“Just do it.”

“Reach out to those people.”

“Take the leap of faith!” 

How many of us high-school graduates have heard these words as we prepare to take the next step in our lives and enter college? We all spend the last few weeks of high school not only making last-minute memories that will last us a lifetime, but also moving forward and finishing up applications, attending college orientations and wondering how in the world are we supposed to start over at another place that we will have to attend for the next 4 years? And if high school was socially and academically difficult at times…how will we ever survive university with all those more-adult-than-kid students and stern professors? 

If you felt even a flicker of anxiety at imagining those scenarios…well, then you’re just like me. Coming from an immigrant family and having only been in the U.S for two months before starting high school as a freshman, was one of the hardest things I’d ever done. We all have felt like ‘that odd kid’ in class at least once in our lifetime (If you haven’t, kudos to you!). In my case, I battled Islamophobia, alienation by my classmates that had been friends with each other since elementary school, and feeling like I was never going to fit in or find friends. 

Until one day, I broke down in front of my English teacher. I couldn’t tell you what I said to her while pouring out my feelings for lack of recollection, but I’ll tell you the sentence that I will always remember, regardless of where I am in life. She said, “One day, you’re going to fit in. Once you go to university, I promise you, you will find your people. And everyone who made you feel alone in a crowded room, or laughed at your ‘stupid’ questions, will be a distant memory.” 

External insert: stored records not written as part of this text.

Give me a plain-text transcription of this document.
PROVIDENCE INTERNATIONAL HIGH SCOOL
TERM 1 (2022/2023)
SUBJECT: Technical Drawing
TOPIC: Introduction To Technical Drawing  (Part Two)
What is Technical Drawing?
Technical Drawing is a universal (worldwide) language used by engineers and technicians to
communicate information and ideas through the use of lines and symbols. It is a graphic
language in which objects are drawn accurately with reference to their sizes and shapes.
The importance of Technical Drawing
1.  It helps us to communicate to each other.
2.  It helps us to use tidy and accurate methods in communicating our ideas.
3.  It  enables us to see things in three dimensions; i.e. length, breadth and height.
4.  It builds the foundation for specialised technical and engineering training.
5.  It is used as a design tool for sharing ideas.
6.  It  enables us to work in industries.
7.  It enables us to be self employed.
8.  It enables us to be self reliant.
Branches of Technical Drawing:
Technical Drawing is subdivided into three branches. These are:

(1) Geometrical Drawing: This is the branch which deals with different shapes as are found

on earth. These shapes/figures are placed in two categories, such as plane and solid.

Those words turned my depressing, hollow year to an optimistic and resolute one. I took steps to ensure my college resume shone through. I joined clubs, earned straight As, and attended volunteer events. I didn’t necessarily make a lot of close friends, but I met wonderful people. And any day I felt like maybe I didn’t belong in this space, I repeated my teacher’s words to myself. 

I am now only a few weeks away from entering UT Dallas as a freshman at age 18, and in my mind, the parallel with my high school freshman year at age 14,  is mind-boggling. This time, I didn’t wait for encouragement to step out of my comfort zone, or cry after Freshman Orientation at the overwhelming emotions engulfing me. I saw an organization on Instagram called ‘UTD Comet Life’ and after giving myself exactly one day to think about it, I contacted them and barreled my way into the amazing team of people connecting Comets to UT Dallas, as a member of the writing and photography teams. And it amazes me that in the extremely short time I have been part of this student-led organization, with never even having set foot on campus grounds unlike most members, I have never once felt like an outsider, or felt stupid for asking basic questions. But most importantly, I have already made some of the most supportive and open-minded friends that have helped me navigate this turbulent transition from high school to UT Dallas. Suddenly, university doesn’t seem too terrifying. 

In a way, it almost feels like I might have just found my people. 

Don’t wait for anyone to help you. Take that step outside your comfort zone. Who knows? You might just find yours.